The litigants of the case were Robert J. Merena, Charles W. Robinson, Jr., and Glenn Grossenbacher.[4][6][7] Robert J. Merena left his job at GlaxoSmithKline in May 1995 and hasn't had a full-time job since. He has said he's had trouble finding another position because employers are wary of hiring a known whistle-blower. Merena, of the Reading, Pa., area, worked as a senior billing-systems analyst at a SmithKline Beecham office in Montgomery County.[8] During his employment at GSK, he passed information to federal investigators working on the case.[7]

Settlement

The Judge Donald W. VanArtsdalen of United States District Court ruled that the three had contributed significantly to the Government's case against SmithKline. ordered the government to pay $42.3 million to three men who helped the Justice Department expose Medicare fraud at SmithKline Beecham Clinical Laboratories Inc.[6][9] The Justice Department had resisted paying the men the 15 to 25 percent share of SmithKline's settlement specified for whistleblowers by the federal False Claims Act.[10]

The department argued that most of the $325 million settlement was obtained through its nationwide Labscam investigations that had nothing to do with the men, Robert J. Merena, Charles W. Robinson, Jr., and Glenn Grossenbacher. But U.S. District Judge Donald W. VanArtsdalen ruled Wednesday that they made a major contribution to the government's case and that they helped bring in nearly all of the settlement.[6]

"I am left with the impression that the attorneys in charge of the Labscam investigation ... seek to take far more credit for the overall success of the proceedings than is rightly due."[7]
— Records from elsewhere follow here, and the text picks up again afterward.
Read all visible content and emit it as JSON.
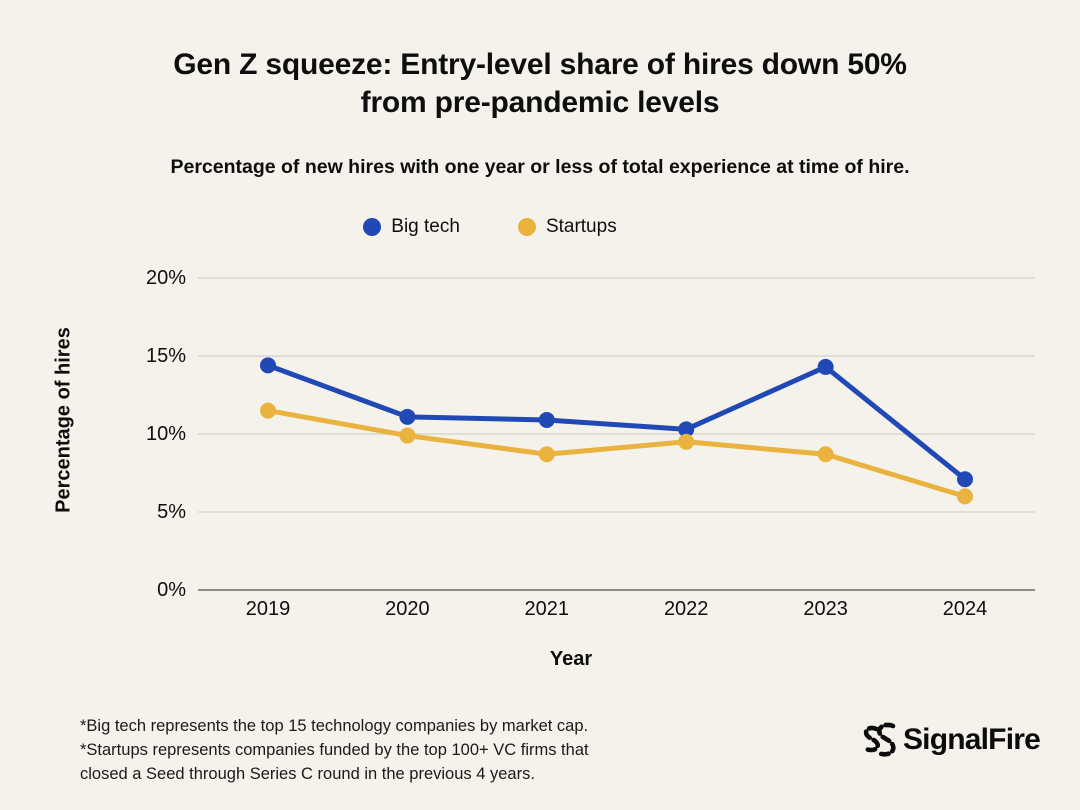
{
  "page": {
    "background": "#f5f2ec"
  },
  "chart_data": {
    "type": "line",
    "title": "Gen Z squeeze: Entry-level share of hires down 50% from pre-pandemic levels",
    "title_lines": [
      "Gen Z squeeze: Entry-level share of hires down 50%",
      "from pre-pandemic levels"
    ],
    "subtitle": "Percentage of new hires with one year or less of total experience at time of hire.",
    "xlabel": "Year",
    "ylabel": "Percentage of hires",
    "categories": [
      "2019",
      "2020",
      "2021",
      "2022",
      "2023",
      "2024"
    ],
    "series": [
      {
        "name": "Big tech",
        "color": "#2149b5",
        "values": [
          14.4,
          11.1,
          10.9,
          10.3,
          14.3,
          7.1
        ]
      },
      {
        "name": "Startups",
        "color": "#eab23e",
        "values": [
          11.5,
          9.9,
          8.7,
          9.5,
          8.7,
          6.0
        ]
      }
    ],
    "ylim": [
      0,
      20
    ],
    "y_tick_values": [
      20,
      15,
      10,
      5,
      0
    ],
    "y_tick_labels": [
      "20%",
      "15%",
      "10%",
      "5%",
      "0%"
    ],
    "grid": true,
    "legend_position": "top-center"
  },
  "footer": {
    "footnote_lines": [
      "*Big tech represents the top 15 technology companies by market cap.",
      "*Startups represents companies funded by the top 100+ VC firms that",
      "closed a Seed through Series C round in the previous 4 years."
    ],
    "logo_text": "SignalFire"
  },
  "colors": {
    "background": "#f5f2ec",
    "big_tech": "#2149b5",
    "startups": "#eab23e",
    "gridline": "#d9d6d0",
    "axis_line": "#908d87",
    "text": "#0e0e0e"
  }
}
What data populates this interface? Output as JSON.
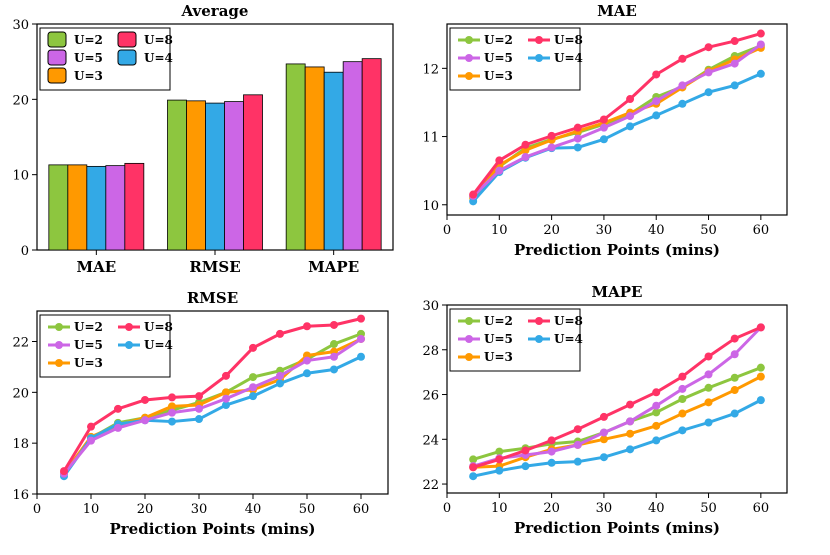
{
  "colors": {
    "U=2": "#8dc63f",
    "U=3": "#ff9900",
    "U=4": "#33a9e6",
    "U=5": "#cc66e6",
    "U=8": "#ff3366"
  },
  "chart_data": [
    {
      "type": "bar",
      "title": "Average",
      "categories": [
        "MAE",
        "RMSE",
        "MAPE"
      ],
      "series": [
        {
          "name": "U=2",
          "values": [
            11.3,
            19.9,
            24.7
          ]
        },
        {
          "name": "U=3",
          "values": [
            11.3,
            19.8,
            24.3
          ]
        },
        {
          "name": "U=4",
          "values": [
            11.1,
            19.5,
            23.6
          ]
        },
        {
          "name": "U=5",
          "values": [
            11.2,
            19.7,
            25.0
          ]
        },
        {
          "name": "U=8",
          "values": [
            11.5,
            20.6,
            25.4
          ]
        }
      ],
      "xlabel": "",
      "ylabel": "",
      "ylim": [
        0,
        30
      ],
      "yticks": [
        0,
        10,
        20,
        30
      ],
      "legend": "top-left"
    },
    {
      "type": "line",
      "title": "MAE",
      "xlabel": "Prediction Points (mins)",
      "ylabel": "",
      "x": [
        5,
        10,
        15,
        20,
        25,
        30,
        35,
        40,
        45,
        50,
        55,
        60
      ],
      "xlim": [
        0,
        65
      ],
      "ylim": [
        9.85,
        12.65
      ],
      "xticks": [
        0,
        10,
        20,
        30,
        40,
        50,
        60
      ],
      "yticks": [
        10,
        11,
        12
      ],
      "legend": "top-left",
      "series": [
        {
          "name": "U=2",
          "values": [
            10.12,
            10.56,
            10.83,
            10.96,
            11.06,
            11.18,
            11.33,
            11.58,
            11.73,
            11.98,
            12.18,
            12.33
          ]
        },
        {
          "name": "U=3",
          "values": [
            10.1,
            10.58,
            10.8,
            10.95,
            11.08,
            11.2,
            11.35,
            11.48,
            11.72,
            11.96,
            12.13,
            12.3
          ]
        },
        {
          "name": "U=4",
          "values": [
            10.05,
            10.48,
            10.69,
            10.83,
            10.84,
            10.96,
            11.15,
            11.31,
            11.48,
            11.65,
            11.75,
            11.92
          ]
        },
        {
          "name": "U=5",
          "values": [
            10.13,
            10.5,
            10.7,
            10.84,
            10.97,
            11.13,
            11.3,
            11.52,
            11.75,
            11.94,
            12.07,
            12.35
          ]
        },
        {
          "name": "U=8",
          "values": [
            10.15,
            10.65,
            10.88,
            11.01,
            11.13,
            11.25,
            11.55,
            11.91,
            12.14,
            12.31,
            12.4,
            12.51
          ]
        }
      ]
    },
    {
      "type": "line",
      "title": "RMSE",
      "xlabel": "Prediction Points (mins)",
      "ylabel": "",
      "x": [
        5,
        10,
        15,
        20,
        25,
        30,
        35,
        40,
        45,
        50,
        55,
        60
      ],
      "xlim": [
        0,
        65
      ],
      "ylim": [
        16,
        23.2
      ],
      "xticks": [
        0,
        10,
        20,
        30,
        40,
        50,
        60
      ],
      "yticks": [
        16,
        18,
        20,
        22
      ],
      "legend": "top-left",
      "series": [
        {
          "name": "U=2",
          "values": [
            16.8,
            18.2,
            18.8,
            19.0,
            19.3,
            19.6,
            20.0,
            20.6,
            20.85,
            21.3,
            21.9,
            22.3
          ]
        },
        {
          "name": "U=3",
          "values": [
            16.8,
            18.25,
            18.7,
            19.0,
            19.45,
            19.5,
            20.0,
            20.1,
            20.5,
            21.45,
            21.6,
            22.1
          ]
        },
        {
          "name": "U=4",
          "values": [
            16.7,
            18.2,
            18.75,
            18.9,
            18.85,
            18.95,
            19.5,
            19.85,
            20.35,
            20.75,
            20.9,
            21.4
          ]
        },
        {
          "name": "U=5",
          "values": [
            16.8,
            18.1,
            18.6,
            18.9,
            19.2,
            19.35,
            19.75,
            20.2,
            20.65,
            21.25,
            21.4,
            22.1
          ]
        },
        {
          "name": "U=8",
          "values": [
            16.9,
            18.65,
            19.35,
            19.7,
            19.8,
            19.85,
            20.65,
            21.75,
            22.3,
            22.6,
            22.65,
            22.9
          ]
        }
      ]
    },
    {
      "type": "line",
      "title": "MAPE",
      "xlabel": "Prediction Points (mins)",
      "ylabel": "",
      "x": [
        5,
        10,
        15,
        20,
        25,
        30,
        35,
        40,
        45,
        50,
        55,
        60
      ],
      "xlim": [
        0,
        65
      ],
      "ylim": [
        21.6,
        30
      ],
      "xticks": [
        0,
        10,
        20,
        30,
        40,
        50,
        60
      ],
      "yticks": [
        22,
        24,
        26,
        28,
        30
      ],
      "legend": "top-left",
      "series": [
        {
          "name": "U=2",
          "values": [
            23.1,
            23.45,
            23.6,
            23.8,
            23.9,
            24.3,
            24.8,
            25.2,
            25.8,
            26.3,
            26.75,
            27.2
          ]
        },
        {
          "name": "U=3",
          "values": [
            22.75,
            22.8,
            23.2,
            23.55,
            23.75,
            24.0,
            24.25,
            24.6,
            25.15,
            25.65,
            26.2,
            26.8
          ]
        },
        {
          "name": "U=4",
          "values": [
            22.35,
            22.6,
            22.8,
            22.95,
            23.0,
            23.2,
            23.55,
            23.95,
            24.4,
            24.75,
            25.15,
            25.75
          ]
        },
        {
          "name": "U=5",
          "values": [
            22.8,
            23.15,
            23.3,
            23.45,
            23.75,
            24.3,
            24.8,
            25.5,
            26.25,
            26.9,
            27.8,
            29.0
          ]
        },
        {
          "name": "U=8",
          "values": [
            22.75,
            23.1,
            23.5,
            23.95,
            24.45,
            25.0,
            25.55,
            26.1,
            26.8,
            27.7,
            28.5,
            29.0
          ]
        }
      ]
    }
  ]
}
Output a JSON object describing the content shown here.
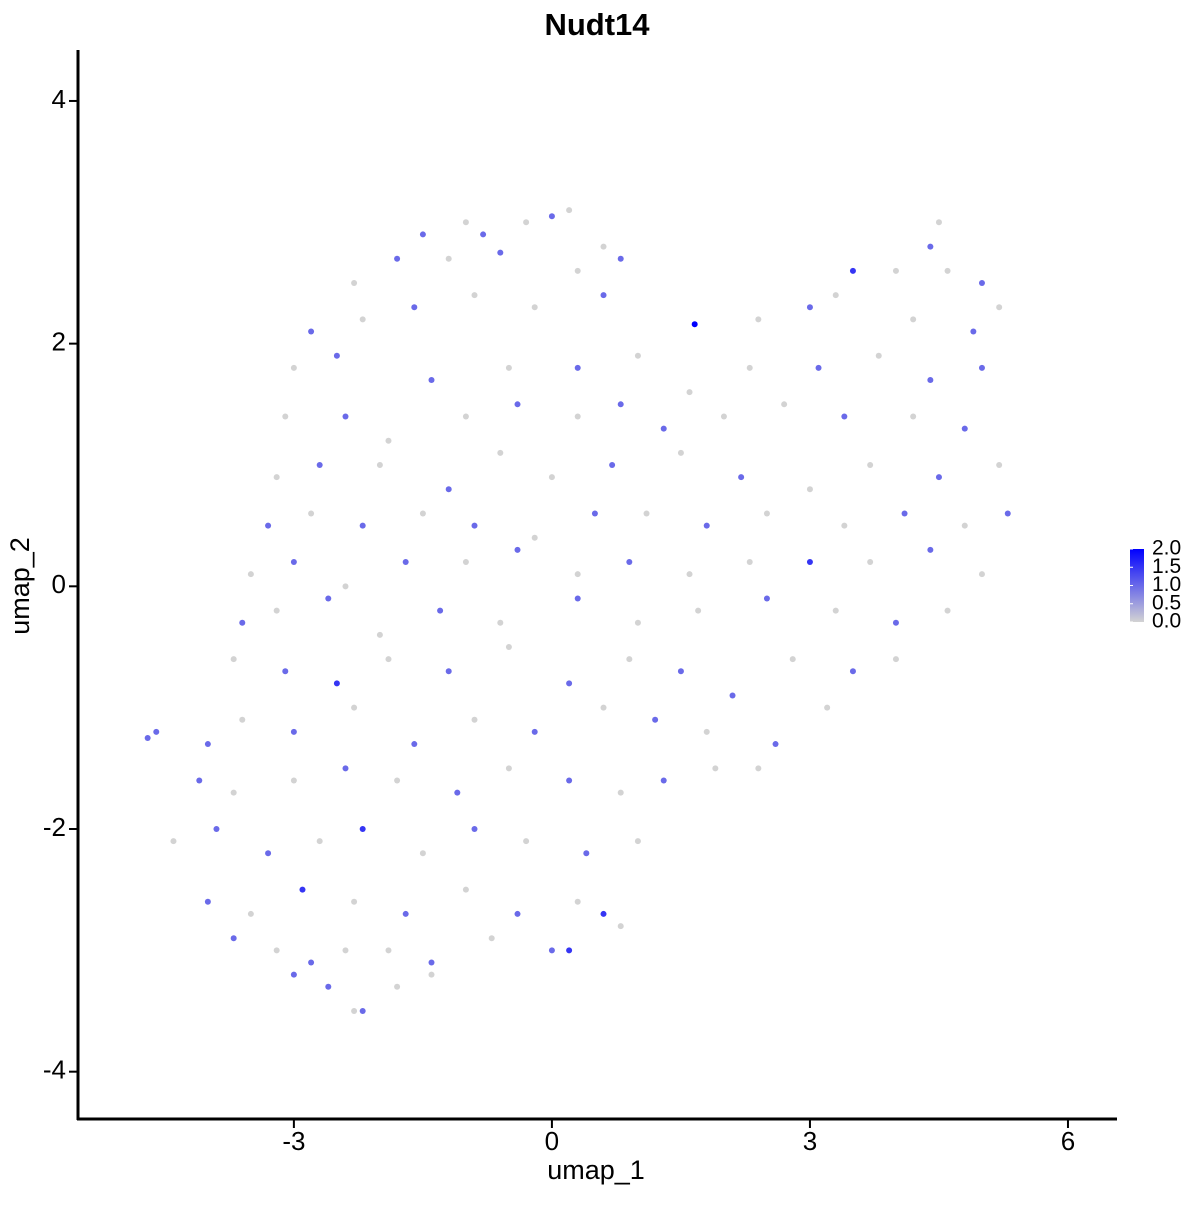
{
  "chart_data": {
    "type": "scatter",
    "title": "Nudt14",
    "x_label": "umap_1",
    "y_label": "umap_2",
    "xlim": [
      -5.51,
      6.57
    ],
    "ylim": [
      -4.39,
      4.42
    ],
    "xticks": [
      -3,
      0,
      3,
      6
    ],
    "yticks": [
      -4,
      -2,
      0,
      2,
      4
    ],
    "colorscale": [
      "#d3d3d3",
      "#0000ff"
    ],
    "clim": [
      0,
      2
    ],
    "colorbar_ticks": [
      {
        "value": 0,
        "label": "0.0"
      },
      {
        "value": 0.5,
        "label": "0.5"
      },
      {
        "value": 1,
        "label": "1.0"
      },
      {
        "value": 1.5,
        "label": "1.5"
      },
      {
        "value": 2,
        "label": "2.0"
      }
    ],
    "x": [
      -1.5,
      -1.0,
      -0.3,
      0,
      0.2,
      -0.8,
      0.6,
      4.5,
      4.4,
      -2.3,
      -1.8,
      -1.2,
      -0.6,
      0.3,
      0.8,
      3.5,
      4.0,
      4.6,
      5.0,
      3.3,
      -2.8,
      -2.2,
      -1.6,
      -0.9,
      -0.2,
      0.6,
      1.66,
      2.4,
      3.0,
      4.2,
      4.9,
      5.2,
      -3.0,
      -2.5,
      -1.4,
      -0.5,
      0.3,
      1.0,
      1.6,
      2.3,
      3.1,
      3.8,
      4.4,
      5.0,
      -3.1,
      -2.4,
      -1.9,
      -1.0,
      -0.4,
      0.3,
      0.8,
      1.3,
      2.0,
      2.7,
      3.4,
      4.2,
      4.8,
      -3.2,
      -2.7,
      -2.0,
      -1.2,
      -0.6,
      0.0,
      0.7,
      1.5,
      2.2,
      3.0,
      3.7,
      4.5,
      5.2,
      -3.3,
      -2.8,
      -2.2,
      -1.5,
      -0.9,
      -0.2,
      0.5,
      1.1,
      1.8,
      2.5,
      3.4,
      4.1,
      4.8,
      5.3,
      -3.5,
      -3.0,
      -2.4,
      -1.7,
      -1.0,
      -0.4,
      0.3,
      0.9,
      1.6,
      2.3,
      3.0,
      3.7,
      4.4,
      5.0,
      -3.6,
      -3.2,
      -2.6,
      -2.0,
      -1.3,
      -0.6,
      0.3,
      1.0,
      1.7,
      2.5,
      3.3,
      4.0,
      4.6,
      -3.7,
      -3.1,
      -2.5,
      -1.9,
      -1.2,
      -0.5,
      0.2,
      0.9,
      1.5,
      2.1,
      2.8,
      3.5,
      4.0,
      -4.7,
      -4.6,
      -4.0,
      -3.6,
      -3.0,
      -2.3,
      -1.6,
      -0.9,
      -0.2,
      0.6,
      1.2,
      1.8,
      2.6,
      3.2,
      -4.1,
      -3.7,
      -3.0,
      -2.4,
      -1.8,
      -1.1,
      -0.5,
      0.2,
      0.8,
      1.3,
      1.9,
      2.4,
      -4.4,
      -3.9,
      -3.3,
      -2.7,
      -2.2,
      -1.5,
      -0.9,
      -0.3,
      0.4,
      1.0,
      -4.0,
      -3.5,
      -2.9,
      -2.3,
      -1.7,
      -1.0,
      -0.4,
      0.3,
      0.6,
      0.8,
      -3.7,
      -3.2,
      -2.8,
      -2.4,
      -1.9,
      -1.4,
      -0.7,
      0.0,
      0.2,
      -3.0,
      -2.6,
      -2.3,
      -2.2,
      -1.8,
      -1.4
    ],
    "y": [
      2.9,
      3.0,
      3.0,
      3.05,
      3.1,
      2.9,
      2.8,
      3.0,
      2.8,
      2.5,
      2.7,
      2.7,
      2.75,
      2.6,
      2.7,
      2.6,
      2.6,
      2.6,
      2.5,
      2.4,
      2.1,
      2.2,
      2.3,
      2.4,
      2.3,
      2.4,
      2.16,
      2.2,
      2.3,
      2.2,
      2.1,
      2.3,
      1.8,
      1.9,
      1.7,
      1.8,
      1.8,
      1.9,
      1.6,
      1.8,
      1.8,
      1.9,
      1.7,
      1.8,
      1.4,
      1.4,
      1.2,
      1.4,
      1.5,
      1.4,
      1.5,
      1.3,
      1.4,
      1.5,
      1.4,
      1.4,
      1.3,
      0.9,
      1.0,
      1.0,
      0.8,
      1.1,
      0.9,
      1.0,
      1.1,
      0.9,
      0.8,
      1.0,
      0.9,
      1.0,
      0.5,
      0.6,
      0.5,
      0.6,
      0.5,
      0.4,
      0.6,
      0.6,
      0.5,
      0.6,
      0.5,
      0.6,
      0.5,
      0.6,
      0.1,
      0.2,
      0.0,
      0.2,
      0.2,
      0.3,
      0.1,
      0.2,
      0.1,
      0.2,
      0.2,
      0.2,
      0.3,
      0.1,
      -0.3,
      -0.2,
      -0.1,
      -0.4,
      -0.2,
      -0.3,
      -0.1,
      -0.3,
      -0.2,
      -0.1,
      -0.2,
      -0.3,
      -0.2,
      -0.6,
      -0.7,
      -0.8,
      -0.6,
      -0.7,
      -0.5,
      -0.8,
      -0.6,
      -0.7,
      -0.9,
      -0.6,
      -0.7,
      -0.6,
      -1.25,
      -1.2,
      -1.3,
      -1.1,
      -1.2,
      -1.0,
      -1.3,
      -1.1,
      -1.2,
      -1.0,
      -1.1,
      -1.2,
      -1.3,
      -1.0,
      -1.6,
      -1.7,
      -1.6,
      -1.5,
      -1.6,
      -1.7,
      -1.5,
      -1.6,
      -1.7,
      -1.6,
      -1.5,
      -1.5,
      -2.1,
      -2.0,
      -2.2,
      -2.1,
      -2.0,
      -2.2,
      -2.0,
      -2.1,
      -2.2,
      -2.1,
      -2.6,
      -2.7,
      -2.5,
      -2.6,
      -2.7,
      -2.5,
      -2.7,
      -2.6,
      -2.7,
      -2.8,
      -2.9,
      -3.0,
      -3.1,
      -3.0,
      -3.0,
      -3.1,
      -2.9,
      -3.0,
      -3.0,
      -3.2,
      -3.3,
      -3.5,
      -3.5,
      -3.3,
      -3.2
    ],
    "values": [
      1,
      0,
      0,
      1,
      0,
      1,
      0,
      0,
      1,
      0,
      1,
      0,
      1,
      0,
      1,
      1.5,
      0,
      0,
      1,
      0,
      1,
      0,
      1,
      0,
      0,
      1,
      2,
      0,
      1,
      0,
      1,
      0,
      0,
      1,
      1,
      0,
      1,
      0,
      0,
      0,
      1,
      0,
      1,
      1,
      0,
      1,
      0,
      0,
      1,
      0,
      1,
      1,
      0,
      0,
      1,
      0,
      1,
      0,
      1,
      0,
      1,
      0,
      0,
      1,
      0,
      1,
      0,
      0,
      1,
      0,
      1,
      0,
      1,
      0,
      1,
      0,
      1,
      0,
      1,
      0,
      0,
      1,
      0,
      1,
      0,
      1,
      0,
      1,
      0,
      1,
      0,
      1,
      0,
      0,
      1.5,
      0,
      1,
      0,
      1,
      0,
      1,
      0,
      1,
      0,
      1,
      0,
      0,
      1,
      0,
      1,
      0,
      0,
      1,
      1.5,
      0,
      1,
      0,
      1,
      0,
      1,
      1,
      0,
      1,
      0,
      1,
      1,
      1,
      0,
      1,
      0,
      1,
      0,
      1,
      0,
      1,
      0,
      1,
      0,
      1,
      0,
      0,
      1,
      0,
      1,
      0,
      1,
      0,
      1,
      0,
      0,
      0,
      1,
      1,
      0,
      1.5,
      0,
      1,
      0,
      1,
      0,
      1,
      0,
      1.5,
      0,
      1,
      0,
      1,
      0,
      1.5,
      0,
      1,
      0,
      1,
      0,
      0,
      1,
      0,
      1,
      1.5,
      1,
      1,
      0,
      1,
      0,
      0
    ]
  }
}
Philadelphia-based SmithKline agreed to pay the government $325 million which is considered as one of the largest civil settlement ever in a whistle-blower lawsuit. The company settled after the government alleged it paid kickbacks to doctors, billed the government for laboratory tests not performed and committed other violations.[10] SmithKline has denied the allegations, saying the violations were unintentional and the result of ambiguities in regulations and guidelines. When interest and payments to state Medicare funds were taken into account, the final settlement came to about $321 million. VanArtsdalen said Merena and the other whistle-blowers accounted for all but about $15 million of that total. The government failed to reach an agreement with litigants Merena and Grossenbacher on the amount that they would receive from the settlement agreement. The government maintained that Merena was entitled to approximately $10 million of the $65 million attributable to the non-“automated chemistry” claims and has paid Merena this amount.[5] The government and the Spear relators have a proposed agreement that, if approved, will award the Spear relators 15% of the $13 million that the government attributed to a claim called the “CBC Indices” claim.[3] The government previously agreed to pay the whistle-blowers a minimum of $9.7 million but only if they dropped claims to a larger portion. But the judge's ruling adds an additional $42.3 million, meaning the men will share about 17 percent of the money the whistle-blowers helped bring in.[2][8] The total award, $52 million, is considered to be the largest whistleblower award to date.[3]